Lady Hermione prit le sac d’or des mains de sa suivante, et le remit à sa jeune amie. Celle-ci se jeta dans ses bras, baisa tendrement ses joues pâles, humides encore des larmes dont les avait baignées le souvenir de tous ses malheurs ; puis, se levant brusquement et essuyant elle-même ses yeux mouillés de pleurs, elle sortit de l’appartement d’un pas ferme et rapide.



CHAPITRE XXI.

L’INTRIGANTE ET SA DUPE.


N’allez pas chercher d’un pôle à l’autre ; c’est ici que demeure l’homme dont le rasoir n’a de comparable que sa bière : ici le badaud, dans quelque sens qu’on le prenne, se fera couper par le barbier[1].
Inscription sur l’enseigne d’un cabaret tenu par un barbier.
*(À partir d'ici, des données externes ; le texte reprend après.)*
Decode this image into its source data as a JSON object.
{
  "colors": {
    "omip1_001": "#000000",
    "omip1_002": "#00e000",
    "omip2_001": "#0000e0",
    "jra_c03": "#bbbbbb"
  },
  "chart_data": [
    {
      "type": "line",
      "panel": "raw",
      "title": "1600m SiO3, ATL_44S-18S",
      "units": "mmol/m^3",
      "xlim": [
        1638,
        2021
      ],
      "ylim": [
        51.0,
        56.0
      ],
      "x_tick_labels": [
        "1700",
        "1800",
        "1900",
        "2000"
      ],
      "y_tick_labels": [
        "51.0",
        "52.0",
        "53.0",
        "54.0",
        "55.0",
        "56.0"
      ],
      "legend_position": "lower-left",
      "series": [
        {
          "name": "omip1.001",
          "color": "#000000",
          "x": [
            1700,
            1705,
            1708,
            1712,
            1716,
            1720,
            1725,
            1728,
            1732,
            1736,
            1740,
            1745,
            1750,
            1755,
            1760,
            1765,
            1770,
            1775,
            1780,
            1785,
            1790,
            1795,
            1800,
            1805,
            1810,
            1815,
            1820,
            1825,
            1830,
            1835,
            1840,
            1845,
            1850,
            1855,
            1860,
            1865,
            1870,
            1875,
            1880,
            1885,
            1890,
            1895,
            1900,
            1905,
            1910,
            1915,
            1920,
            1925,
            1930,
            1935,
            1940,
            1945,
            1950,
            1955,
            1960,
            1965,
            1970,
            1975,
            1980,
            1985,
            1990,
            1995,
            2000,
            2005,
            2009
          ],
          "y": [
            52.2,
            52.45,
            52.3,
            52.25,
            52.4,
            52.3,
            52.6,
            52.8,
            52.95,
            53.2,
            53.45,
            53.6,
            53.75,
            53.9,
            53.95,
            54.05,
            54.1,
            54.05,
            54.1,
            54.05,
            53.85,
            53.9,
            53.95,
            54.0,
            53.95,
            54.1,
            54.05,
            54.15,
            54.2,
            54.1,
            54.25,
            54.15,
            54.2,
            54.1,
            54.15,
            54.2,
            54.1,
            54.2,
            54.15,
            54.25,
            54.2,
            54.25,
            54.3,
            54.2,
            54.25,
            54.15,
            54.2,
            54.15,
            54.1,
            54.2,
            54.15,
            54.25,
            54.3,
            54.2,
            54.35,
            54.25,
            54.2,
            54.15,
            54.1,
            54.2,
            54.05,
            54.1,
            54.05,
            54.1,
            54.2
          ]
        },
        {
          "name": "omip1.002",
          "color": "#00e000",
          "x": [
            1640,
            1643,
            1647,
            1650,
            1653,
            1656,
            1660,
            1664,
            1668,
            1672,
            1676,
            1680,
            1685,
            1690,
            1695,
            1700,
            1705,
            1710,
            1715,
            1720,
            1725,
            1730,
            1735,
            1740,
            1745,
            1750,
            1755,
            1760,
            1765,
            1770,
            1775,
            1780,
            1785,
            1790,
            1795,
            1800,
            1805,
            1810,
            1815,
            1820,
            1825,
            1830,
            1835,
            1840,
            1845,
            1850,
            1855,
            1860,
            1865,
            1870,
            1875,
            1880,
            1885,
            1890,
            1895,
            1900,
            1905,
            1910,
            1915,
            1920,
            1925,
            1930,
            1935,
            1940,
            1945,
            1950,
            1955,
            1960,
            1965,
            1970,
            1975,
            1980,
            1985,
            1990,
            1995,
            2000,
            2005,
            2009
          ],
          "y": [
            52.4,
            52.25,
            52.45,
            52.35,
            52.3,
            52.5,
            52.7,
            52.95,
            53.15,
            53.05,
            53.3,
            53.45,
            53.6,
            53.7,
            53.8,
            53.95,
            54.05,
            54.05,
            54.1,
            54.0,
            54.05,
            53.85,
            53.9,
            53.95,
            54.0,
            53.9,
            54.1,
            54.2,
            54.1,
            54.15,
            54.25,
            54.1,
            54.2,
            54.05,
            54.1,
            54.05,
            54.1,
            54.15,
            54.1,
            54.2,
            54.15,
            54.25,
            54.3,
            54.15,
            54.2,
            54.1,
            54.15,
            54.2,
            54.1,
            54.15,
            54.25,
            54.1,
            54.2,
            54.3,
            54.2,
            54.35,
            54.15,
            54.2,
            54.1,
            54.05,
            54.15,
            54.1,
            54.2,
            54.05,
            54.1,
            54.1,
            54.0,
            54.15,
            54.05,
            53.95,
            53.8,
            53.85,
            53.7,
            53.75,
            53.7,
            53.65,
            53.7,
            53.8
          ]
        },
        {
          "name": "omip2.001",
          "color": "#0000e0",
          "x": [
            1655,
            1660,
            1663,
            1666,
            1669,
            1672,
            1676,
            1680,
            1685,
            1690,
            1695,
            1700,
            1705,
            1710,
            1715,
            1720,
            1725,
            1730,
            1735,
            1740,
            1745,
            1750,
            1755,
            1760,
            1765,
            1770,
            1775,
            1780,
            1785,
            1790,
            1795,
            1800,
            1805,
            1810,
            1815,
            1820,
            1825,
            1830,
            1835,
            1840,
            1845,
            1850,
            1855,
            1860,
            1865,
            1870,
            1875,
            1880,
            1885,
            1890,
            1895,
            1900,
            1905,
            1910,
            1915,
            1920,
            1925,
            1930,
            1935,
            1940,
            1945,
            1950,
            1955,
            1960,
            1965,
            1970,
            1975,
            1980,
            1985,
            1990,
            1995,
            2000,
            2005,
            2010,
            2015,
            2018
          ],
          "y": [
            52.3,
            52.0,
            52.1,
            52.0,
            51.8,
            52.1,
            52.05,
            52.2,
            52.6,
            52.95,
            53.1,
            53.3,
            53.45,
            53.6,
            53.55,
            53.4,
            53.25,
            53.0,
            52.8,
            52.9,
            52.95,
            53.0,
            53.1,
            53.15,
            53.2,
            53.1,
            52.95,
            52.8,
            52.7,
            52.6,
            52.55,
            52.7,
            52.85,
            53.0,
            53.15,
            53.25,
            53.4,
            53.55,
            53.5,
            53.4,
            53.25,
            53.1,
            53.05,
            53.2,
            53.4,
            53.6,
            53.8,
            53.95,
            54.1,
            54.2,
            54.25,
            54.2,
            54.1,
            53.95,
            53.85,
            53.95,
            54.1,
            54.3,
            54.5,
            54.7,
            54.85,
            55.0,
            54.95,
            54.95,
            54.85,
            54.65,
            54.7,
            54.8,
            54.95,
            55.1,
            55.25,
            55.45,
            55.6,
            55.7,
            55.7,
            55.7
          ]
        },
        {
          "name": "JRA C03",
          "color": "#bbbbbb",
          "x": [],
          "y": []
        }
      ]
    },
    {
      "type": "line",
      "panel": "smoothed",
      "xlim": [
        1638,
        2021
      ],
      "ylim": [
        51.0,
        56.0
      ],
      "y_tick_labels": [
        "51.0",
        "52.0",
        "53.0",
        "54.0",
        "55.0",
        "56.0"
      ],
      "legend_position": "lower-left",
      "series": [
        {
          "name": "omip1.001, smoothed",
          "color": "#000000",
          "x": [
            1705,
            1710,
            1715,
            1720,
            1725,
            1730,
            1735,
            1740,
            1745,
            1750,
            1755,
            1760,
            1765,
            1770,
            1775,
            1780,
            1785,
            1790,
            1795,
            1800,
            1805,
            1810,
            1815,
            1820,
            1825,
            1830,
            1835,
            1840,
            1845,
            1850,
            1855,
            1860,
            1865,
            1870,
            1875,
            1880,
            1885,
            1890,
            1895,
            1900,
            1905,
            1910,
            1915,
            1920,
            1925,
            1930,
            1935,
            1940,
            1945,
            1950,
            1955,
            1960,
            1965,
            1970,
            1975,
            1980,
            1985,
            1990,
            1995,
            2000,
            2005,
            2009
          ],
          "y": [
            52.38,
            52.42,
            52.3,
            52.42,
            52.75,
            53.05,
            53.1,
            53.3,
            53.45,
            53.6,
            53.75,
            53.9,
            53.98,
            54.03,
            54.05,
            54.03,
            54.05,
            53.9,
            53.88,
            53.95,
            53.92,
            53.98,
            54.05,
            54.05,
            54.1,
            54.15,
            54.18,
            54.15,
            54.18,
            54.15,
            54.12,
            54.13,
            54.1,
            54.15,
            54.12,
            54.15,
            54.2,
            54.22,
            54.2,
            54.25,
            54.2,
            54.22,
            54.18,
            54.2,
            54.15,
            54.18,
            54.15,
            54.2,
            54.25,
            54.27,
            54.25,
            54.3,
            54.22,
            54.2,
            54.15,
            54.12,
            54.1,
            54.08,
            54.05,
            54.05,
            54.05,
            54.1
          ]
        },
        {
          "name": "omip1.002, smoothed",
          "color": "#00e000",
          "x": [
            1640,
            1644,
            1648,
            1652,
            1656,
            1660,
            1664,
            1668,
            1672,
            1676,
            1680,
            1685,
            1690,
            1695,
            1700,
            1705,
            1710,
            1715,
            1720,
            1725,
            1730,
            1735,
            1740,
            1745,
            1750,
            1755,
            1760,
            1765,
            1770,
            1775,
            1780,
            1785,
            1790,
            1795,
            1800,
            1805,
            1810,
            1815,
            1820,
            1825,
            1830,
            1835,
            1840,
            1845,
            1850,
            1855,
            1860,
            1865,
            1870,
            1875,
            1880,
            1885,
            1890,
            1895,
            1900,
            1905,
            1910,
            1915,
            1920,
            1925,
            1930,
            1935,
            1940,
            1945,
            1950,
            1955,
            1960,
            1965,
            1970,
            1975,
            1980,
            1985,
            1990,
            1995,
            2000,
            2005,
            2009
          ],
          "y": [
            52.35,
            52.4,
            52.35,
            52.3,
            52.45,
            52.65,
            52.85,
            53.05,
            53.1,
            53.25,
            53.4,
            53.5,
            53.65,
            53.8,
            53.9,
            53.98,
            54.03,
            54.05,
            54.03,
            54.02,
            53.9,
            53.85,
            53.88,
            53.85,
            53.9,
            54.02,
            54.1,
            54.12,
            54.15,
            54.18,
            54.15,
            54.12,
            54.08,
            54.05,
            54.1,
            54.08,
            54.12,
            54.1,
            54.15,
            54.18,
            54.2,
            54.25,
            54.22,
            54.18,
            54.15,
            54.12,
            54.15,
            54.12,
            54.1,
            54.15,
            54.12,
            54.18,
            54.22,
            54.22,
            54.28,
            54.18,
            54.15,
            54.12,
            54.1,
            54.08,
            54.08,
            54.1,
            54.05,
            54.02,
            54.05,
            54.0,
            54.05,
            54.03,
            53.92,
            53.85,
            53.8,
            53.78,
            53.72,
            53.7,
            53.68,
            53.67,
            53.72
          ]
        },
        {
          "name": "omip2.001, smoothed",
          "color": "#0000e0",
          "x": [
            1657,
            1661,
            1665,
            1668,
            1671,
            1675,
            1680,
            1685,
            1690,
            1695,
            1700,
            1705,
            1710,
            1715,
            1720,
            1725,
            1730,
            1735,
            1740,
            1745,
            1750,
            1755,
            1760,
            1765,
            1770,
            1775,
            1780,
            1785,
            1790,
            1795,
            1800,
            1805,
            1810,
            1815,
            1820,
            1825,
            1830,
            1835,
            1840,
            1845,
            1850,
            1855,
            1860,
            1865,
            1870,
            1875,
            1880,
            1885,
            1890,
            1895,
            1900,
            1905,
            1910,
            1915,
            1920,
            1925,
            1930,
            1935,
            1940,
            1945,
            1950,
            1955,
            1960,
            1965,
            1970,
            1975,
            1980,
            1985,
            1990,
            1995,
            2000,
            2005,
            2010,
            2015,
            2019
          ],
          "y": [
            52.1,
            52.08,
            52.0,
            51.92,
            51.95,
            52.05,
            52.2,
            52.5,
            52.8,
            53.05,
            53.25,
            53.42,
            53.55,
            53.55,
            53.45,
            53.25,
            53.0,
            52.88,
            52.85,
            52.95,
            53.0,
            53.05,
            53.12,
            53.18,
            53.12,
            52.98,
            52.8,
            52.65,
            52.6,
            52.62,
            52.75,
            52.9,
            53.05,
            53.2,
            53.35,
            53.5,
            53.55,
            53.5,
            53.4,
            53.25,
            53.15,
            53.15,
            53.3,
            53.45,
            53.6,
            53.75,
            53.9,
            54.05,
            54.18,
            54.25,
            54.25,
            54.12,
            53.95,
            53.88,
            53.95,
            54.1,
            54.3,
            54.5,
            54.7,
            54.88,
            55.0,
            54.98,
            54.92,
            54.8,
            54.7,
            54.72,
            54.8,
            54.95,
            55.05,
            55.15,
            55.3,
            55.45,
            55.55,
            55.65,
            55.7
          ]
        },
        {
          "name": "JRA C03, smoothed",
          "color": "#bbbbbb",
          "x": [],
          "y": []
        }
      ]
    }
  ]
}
Nous sommes dans la nécessité de transporter nos lecteurs

  1. Il y a dans le texte un jeu de mots sur l’expression cut ou couper : comme barbier, celui-ci peut couper le menton de sa pratique avec son rasoir ; et si sa pratique boit trop de bière, elle peut s’enivrer, ce qu’en anglais on exprime aussi par le verbe cut. a. m.